Benim hiç yasaklarım yok aslın da, ama hiç özgürlüğüm de yok! Bunun nasıl bir ikilem olduğunu bilemiyorum, araştırıyorum ama nafile! Hayatım da hep bir eksik şeyler var gibi, ama ne olduğu meçhul. Uğruna savaşacak bir şeylerim olsun! Söylenecek sözlerim olsun! Sırlarımı paylaşacak dostlarım olsun! Ardım da bıraktıklarım çok üzülmesinler, ama beni çok özlesinler, bunları istiyor muyum yoksa istemiyor muyum? Kendimden hiçbir şey anlamıyorum bu aralar, çelişkilerimle baş başa dövüş çekiş bir gün bir iyi, gün kötü yaşayıp gidiyorum.
Birgün yıkıp yakmak istiyorum çevremi, sonra tekrar kurmak kendi gönlümce!  İyileri bir tarafa,  kendimi kötülerle beraber diğer tarafa koymak istiyorum.  İkisinin arasına Araf gibi bir yer kurmak niyetim, iyiliği de kötülüğü de içinde barındıranları buraya yerleştirmek, istedikleri tarafı özgürce seçsinler diye.
Ölümden sonra Cennet ve cehennem vardır.  Dünya ise bazen her şey beyaz, bazen de siyahtır, istediğin gibi istediğin yerde yaşa diye. Allah akıl vermiş bir şey ya vardı ya da yoktur, ama benim için öyle değil bir türlü bulamıyorum doğru yolu.  Cennetimi? Cehennemi mi?  Seçeyim.  Hatalar ve şanssızlıklar sanki benim için yaratılmış, mıknatıs gibi hepsini üzerime çekiyorum, sonra yaptığım o basit hatalara oturup gülüyorum! Şanssızlıklar içinse üzgünüm ama elimden bir şey gelmiyor…

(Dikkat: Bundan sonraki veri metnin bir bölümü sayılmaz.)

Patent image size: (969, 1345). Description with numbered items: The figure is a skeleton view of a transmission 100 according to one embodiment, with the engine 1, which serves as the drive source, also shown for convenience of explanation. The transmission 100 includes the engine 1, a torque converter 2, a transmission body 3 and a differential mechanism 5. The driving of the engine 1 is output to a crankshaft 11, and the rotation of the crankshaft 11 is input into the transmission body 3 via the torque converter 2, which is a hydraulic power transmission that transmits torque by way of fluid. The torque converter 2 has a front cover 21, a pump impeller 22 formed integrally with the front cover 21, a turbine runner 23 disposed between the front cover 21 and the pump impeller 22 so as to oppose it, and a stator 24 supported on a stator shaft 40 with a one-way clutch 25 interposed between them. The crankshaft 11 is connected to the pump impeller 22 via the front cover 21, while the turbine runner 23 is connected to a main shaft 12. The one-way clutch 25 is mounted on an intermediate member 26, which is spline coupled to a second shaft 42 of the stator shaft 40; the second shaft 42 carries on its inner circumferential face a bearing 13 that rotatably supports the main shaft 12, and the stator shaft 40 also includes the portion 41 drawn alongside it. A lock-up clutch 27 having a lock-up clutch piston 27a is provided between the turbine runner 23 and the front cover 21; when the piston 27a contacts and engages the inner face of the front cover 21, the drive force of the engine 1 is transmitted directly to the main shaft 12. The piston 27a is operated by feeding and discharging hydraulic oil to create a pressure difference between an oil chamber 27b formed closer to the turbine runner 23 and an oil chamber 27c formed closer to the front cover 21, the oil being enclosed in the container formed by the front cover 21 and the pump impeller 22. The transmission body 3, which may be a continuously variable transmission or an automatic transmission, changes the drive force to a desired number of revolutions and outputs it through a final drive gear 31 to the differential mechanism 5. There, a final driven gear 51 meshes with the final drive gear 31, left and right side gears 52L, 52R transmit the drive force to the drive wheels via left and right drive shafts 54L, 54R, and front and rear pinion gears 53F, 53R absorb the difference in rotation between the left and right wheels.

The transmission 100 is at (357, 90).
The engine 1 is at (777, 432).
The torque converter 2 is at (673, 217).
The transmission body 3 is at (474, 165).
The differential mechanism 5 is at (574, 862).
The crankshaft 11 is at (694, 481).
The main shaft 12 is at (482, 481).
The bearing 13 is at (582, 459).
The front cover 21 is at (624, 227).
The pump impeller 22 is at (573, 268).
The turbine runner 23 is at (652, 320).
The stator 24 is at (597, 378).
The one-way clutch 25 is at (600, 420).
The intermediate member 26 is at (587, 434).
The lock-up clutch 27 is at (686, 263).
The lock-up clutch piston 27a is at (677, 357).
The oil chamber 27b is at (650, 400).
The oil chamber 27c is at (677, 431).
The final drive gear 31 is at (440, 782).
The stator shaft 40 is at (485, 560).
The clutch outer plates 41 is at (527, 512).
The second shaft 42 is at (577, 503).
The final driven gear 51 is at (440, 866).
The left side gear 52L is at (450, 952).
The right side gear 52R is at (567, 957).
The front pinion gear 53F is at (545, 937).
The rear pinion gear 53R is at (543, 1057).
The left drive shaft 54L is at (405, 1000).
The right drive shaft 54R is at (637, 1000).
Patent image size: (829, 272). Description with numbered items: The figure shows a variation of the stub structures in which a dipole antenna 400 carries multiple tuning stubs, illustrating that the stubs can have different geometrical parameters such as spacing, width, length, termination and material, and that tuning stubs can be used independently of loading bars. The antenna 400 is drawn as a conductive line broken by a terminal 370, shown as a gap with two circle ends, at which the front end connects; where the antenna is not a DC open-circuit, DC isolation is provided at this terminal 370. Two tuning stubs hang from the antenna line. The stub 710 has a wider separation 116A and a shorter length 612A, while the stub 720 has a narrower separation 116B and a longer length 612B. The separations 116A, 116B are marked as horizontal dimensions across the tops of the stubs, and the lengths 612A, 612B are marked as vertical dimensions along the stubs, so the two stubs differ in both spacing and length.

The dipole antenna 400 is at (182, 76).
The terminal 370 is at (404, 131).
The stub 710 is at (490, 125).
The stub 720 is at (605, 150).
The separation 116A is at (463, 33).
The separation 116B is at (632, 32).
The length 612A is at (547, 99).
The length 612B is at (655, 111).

 Ömür törpüsü hiç vakit harcamadan çalışıyor, ömrümü, gücümü tüketmeye ve yontmaya! Zaman sanki sürekli aleyhime işliyor durduramıyorum. İçimde ki kin yerini nefrete bırakıyor!  Nefretimi kendime siper ediyorum ve şeytanın en çok sevdiği günahlara sarılıyorum! Kin ve kibir, bir getto gibi sarıp sıkıştırıyor beni duvarların arasın da. Duygularım kör bıçak gibi soğuk!  Bileteyim diyorum kırılıyor, elim tamamen boşta kalıyor!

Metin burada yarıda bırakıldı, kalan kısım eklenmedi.